Chivas Clem: Shirttail Kin
Oct 17, 2024 - Jan 12, 2025
Ticket: Free
Dallas Contemporary is pleased to present Chivas Clem: Shirttail Kin, the Paris, Texas-based multimedia artist’s first solo museum exhibition, opening October 17, 2024. Curated by Alison M. Gingeras, Shirttail Kin presents an archive of more than 70 photographs spanning over a decade. In a shift from the artist’s usual appropriation-based explorations of pop culture, Shirttail Kin documents a local community of transient men whom Clem frequented upon his return to his hometown after an illustrious career in New York. Turning his attention to his native landscape, Clem captures some of the region’s most pressing issues. His intimate images disclose complex and surprising constructions of masculinity while also capturing an empathetic picture of a misunderstood and largely forgotten population. The exhibition is accompanied by a catalog published by the New York-based publisher Heinzfeller Nileisist and Dallas Contemporary, with a foreword by renowned cultural critic, Hilton Als.

“Dallas Contemporary is proud to present this compelling body of work from Chivas Clem. Provocative but gentle, Chivas’s photographs capture human bonds, trust, and fervent rapports between men in the same place in rural Texas, but with wildly different trajectories, portraying an America that is not as divided or fractured as we often see depicted. The work offers a loaded, poignant view of outsiderness, a position at the heart of this country’s myth,” said Interim Executive Director Lucia Simek.
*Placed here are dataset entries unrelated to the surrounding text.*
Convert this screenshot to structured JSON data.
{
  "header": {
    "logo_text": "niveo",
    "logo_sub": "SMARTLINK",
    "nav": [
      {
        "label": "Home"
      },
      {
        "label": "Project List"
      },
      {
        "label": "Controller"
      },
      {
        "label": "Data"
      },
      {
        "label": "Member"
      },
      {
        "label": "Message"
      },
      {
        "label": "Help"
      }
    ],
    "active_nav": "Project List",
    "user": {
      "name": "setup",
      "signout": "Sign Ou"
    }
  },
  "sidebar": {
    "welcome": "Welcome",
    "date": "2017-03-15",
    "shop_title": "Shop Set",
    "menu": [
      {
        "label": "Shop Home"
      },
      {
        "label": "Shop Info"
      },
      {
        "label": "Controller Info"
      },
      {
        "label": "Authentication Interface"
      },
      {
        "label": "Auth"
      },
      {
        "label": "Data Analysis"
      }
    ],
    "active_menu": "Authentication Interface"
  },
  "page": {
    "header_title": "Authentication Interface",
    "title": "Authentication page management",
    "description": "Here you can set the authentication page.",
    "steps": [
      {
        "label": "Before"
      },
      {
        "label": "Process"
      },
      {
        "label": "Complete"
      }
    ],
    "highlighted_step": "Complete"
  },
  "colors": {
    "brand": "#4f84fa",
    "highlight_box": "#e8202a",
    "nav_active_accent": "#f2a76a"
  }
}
After almost two decades in New York—completing the prestigious Whitney Independent Study Program and launching the artist space The Fifth International—Chivas Clem returned to his hometown of Paris, Texas, converting a dilapidated Victorian house into his studio. The move prompted Clem to encounter a community of transient men, “drifters, addicts, and former felons,” whom he hired to help in the studio. Growing close, the men became Clem’s “shirttail kin,” a colloquial term used in the South to mean one’s chosen family. After establishing a cautious familiarity spanning many years, Clem was able to fully immerse himself among this itinerant subculture, taking pictures but also deepening his personal engagement with his subjects while living alongside them. The 1,600 ensuing photographs are a jarring coupling of vulnerability and feral charisma: models nude, sleeping, having a bath, but also wielding guns or taking drugs. The result is a fraught diary that reflects upon masculinity, class, visibility, desire, trauma, and beauty.

The contradictions in Clem’s relationships with the men—as a queer artist in an environment he experienced as hostile as a child—are reflected in his nuanced portrayals of his muses and their surroundings. Clem’s lens captures a tenderness not often associated with rugged, Southern masculinity. The men’s slender, often-naked bodies are seen lounging dreamily by a large window, cigarette in hand, and floating in milky bathwater. Other portraits show the men gazing despairingly into the camera or sporting a shy smile while embracing a bouquet of wildflowers.

While these posed and unplanned images are imbued with a clear homoerotic tension, they also vitally capture many of the pressing concerns of the region: the erosion of the cowboy archetype, the marginalization of the white, rural working class, the effects of the carceral industrial complex, and the ongoing epidemic of drug use across the American landscape. The gentle portraits of the men are taken against a backdrop of rural decay: the chipping paint and plaster of Clem’s studio, collapsing houses, eerie, deserted gas stations.

Like the queer pioneers that have preceded him, Clem takes up the mantle of writer and political activist Jean Genet, who was able to penetrate normally unseeable worlds. Shirttail Kin also traces the artist’s personal arc, reflecting Clem’s own complex and amorphous relationship with his hometown. The result is a subtle and generous look at a region and population that are not often considered with intelligent focus—not in Texas’ cultural circles nor across the country—portrayed with nuance, empathy, and a startling candor.

“It felt necessary to engage with a Texan artist and to recenter ourselves in the community,” said Adjunct Curator Alison M. Gingeras. “The story reflected in these photographs—of Chivas’s rediscovery of his home and reinvention of himself in a place where he was made to be an outcast—is extremely resonant. We hear the term ‘white working class’ constantly in our political discourse as if this disaffected and neglected population is a monolith. Yet the images that make up Shirttail Kin deconstruct that notion. What emerges is complexity, endearment, and radical empathy—attitudes we desperately need in our cultural and political landscape.”